Z - Posso interromper? Quando diz que ele estava naquele quarto, vivo ou morto, quer dizer que havia algo fora do seu irmão ou da sua irmã, ou estava na consciência deles?
K - Estava não só na consciência deles como fora também. Posso projetar meu irmão e dizer que ele esteve comigo na noite passada, sentir que ele estava comigo; isso pode provir de mim. A atmosfera de John, que morreu há dez dias, seus pensamentos, sua maneira de agir ainda permanecem lá, mesmo que, fisicamente, ele possa ter ido embora.
N - É a força psíquica.
K - É o calor físico.
Z - Está dizendo que existe uma espécie de energia, na falta de melhor palavra, que os seres humanos desprendem?
K - Tiraram uma fotografia de um estacionamento que estivera cheio de carros e, embora já não houvesse mais nenhum, a foto mostrava a forma dos carros que tinham estado.
N - É, eu vi isso.
K - Isso significa que o calor deixado pelos carros ficou no negativo.

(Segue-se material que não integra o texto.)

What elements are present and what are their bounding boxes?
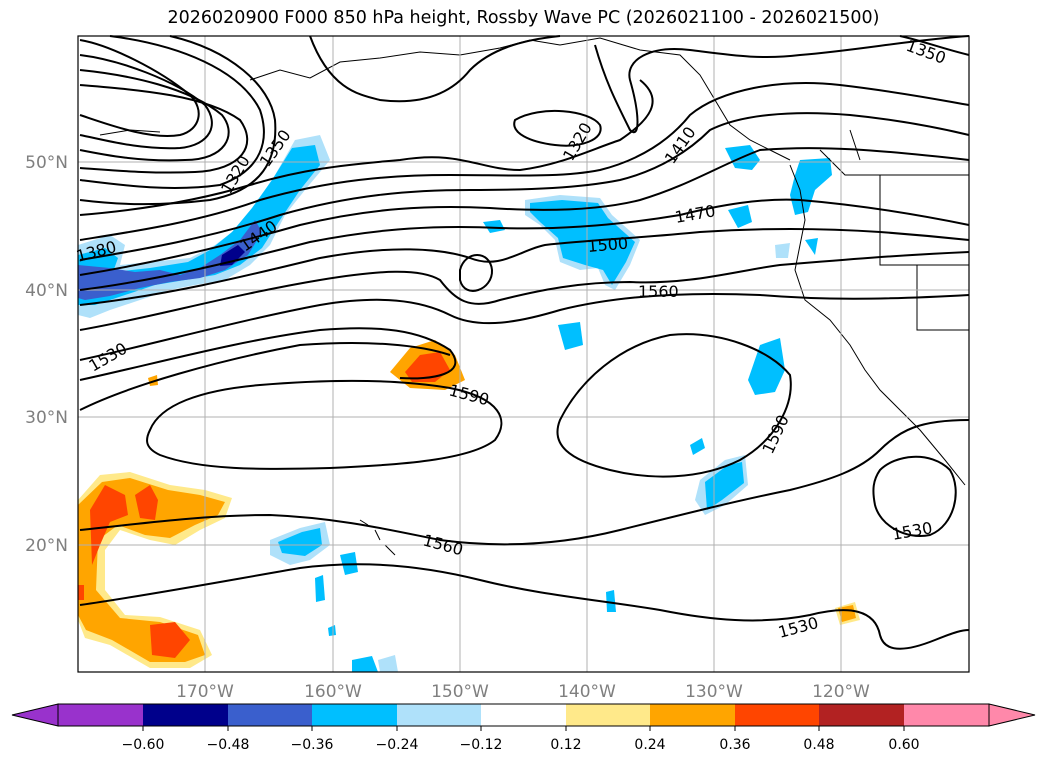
colorbar-tick-label: 0.24: [634, 737, 665, 753]
lon-label-150w: 150°W: [431, 682, 489, 702]
colorbar-bin: [481, 704, 566, 726]
contour-label: 1560: [638, 282, 679, 301]
colorbar-bin: [650, 704, 735, 726]
colorbar-bin: [397, 704, 481, 726]
positive-anomaly-shading: [78, 340, 860, 668]
colorbar-bin: [312, 704, 397, 726]
colorbar-extend-high: [988, 703, 1036, 727]
lon-label-120w: 120°W: [812, 682, 870, 702]
colorbar-tick-label: −0.12: [460, 737, 503, 753]
lat-label-50n: 50°N: [25, 153, 68, 173]
colorbar-bin: [143, 704, 228, 726]
height-contours: [79, 35, 970, 650]
map-title: 2026020900 F000 850 hPa height, Rossby W…: [167, 8, 880, 28]
gridlines: [78, 36, 969, 672]
map-frame: [77, 35, 970, 673]
colorbar-tick-label: −0.60: [122, 737, 165, 753]
contour-label: 1500: [587, 234, 629, 256]
lon-label-160w: 160°W: [304, 682, 362, 702]
colorbar-bin: [819, 704, 904, 726]
lat-label-20n: 20°N: [25, 536, 68, 556]
colorbar-bin: [566, 704, 650, 726]
longitude-labels: 170°W 160°W 150°W 140°W 130°W 120°W: [176, 682, 870, 702]
lon-label-140w: 140°W: [558, 682, 616, 702]
colorbar: −0.60 −0.48 −0.36 −0.24 −0.12 0.12 0.24 …: [11, 703, 1036, 753]
map-background: [78, 36, 969, 672]
colorbar-tick-label: 0.36: [719, 737, 750, 753]
colorbar-tick-label: −0.36: [291, 737, 334, 753]
colorbar-bin: [735, 704, 819, 726]
colorbar-bin: [228, 704, 312, 726]
lat-label-30n: 30°N: [25, 408, 68, 428]
lon-label-130w: 130°W: [685, 682, 743, 702]
colorbar-frame: [57, 703, 990, 727]
latitude-labels: 50°N 40°N 30°N 20°N: [25, 153, 68, 556]
colorbar-tick-label: −0.48: [207, 737, 250, 753]
colorbar-bin: [904, 704, 989, 726]
lon-label-170w: 170°W: [176, 682, 234, 702]
lat-label-40n: 40°N: [25, 281, 68, 301]
colorbar-tick-label: 0.12: [550, 737, 581, 753]
colorbar-tick-label: 0.48: [803, 737, 834, 753]
colorbar-bin: [58, 704, 143, 726]
colorbar-tick-label: 0.60: [888, 737, 919, 753]
colorbar-tick-label: −0.24: [376, 737, 419, 753]
colorbar-extend-low: [11, 703, 59, 727]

N - Quando estivemos em Gstaad (na primeira vez em que fui seu hóspede em Gstaad, em Les Capris) e o senhor viajou, antes de nós, para a América, eu entrei no seu apartamento. O senhor já estava a caminho da América, mas sua presença lá era muito forte.
K - É isso aí.
N - Sua presença era tão forte, que tínhamos a impressão de poder tocá-lo. E não era simplesmente porque estivesse pensando no senhor antes de entrar.
K - Há, portanto, três possibilidades: projeção da minha lembrança e da minha consciência ou captação da energia residual de John.
N - Como um cheiro que permanece.
K - O pensamento de John ou a existência de John ainda está lá.
N - Essa é a terceira possibilidade.
Z - Que quer dizer com a existência de John?
N - Que John está realmente lá como antes de morrer.
K - Eu vivo num quarto durante anos. Nele ficam presentes minha energia, meus pensamentos e meus sentimentos.
N - Ele conserva aquela energia; é por isso que, quando vamos para uma nova casa, às vezes leva tempo até que fiquemos livres da pessoa que morava lá antes, embora não a tenhamos conhecido.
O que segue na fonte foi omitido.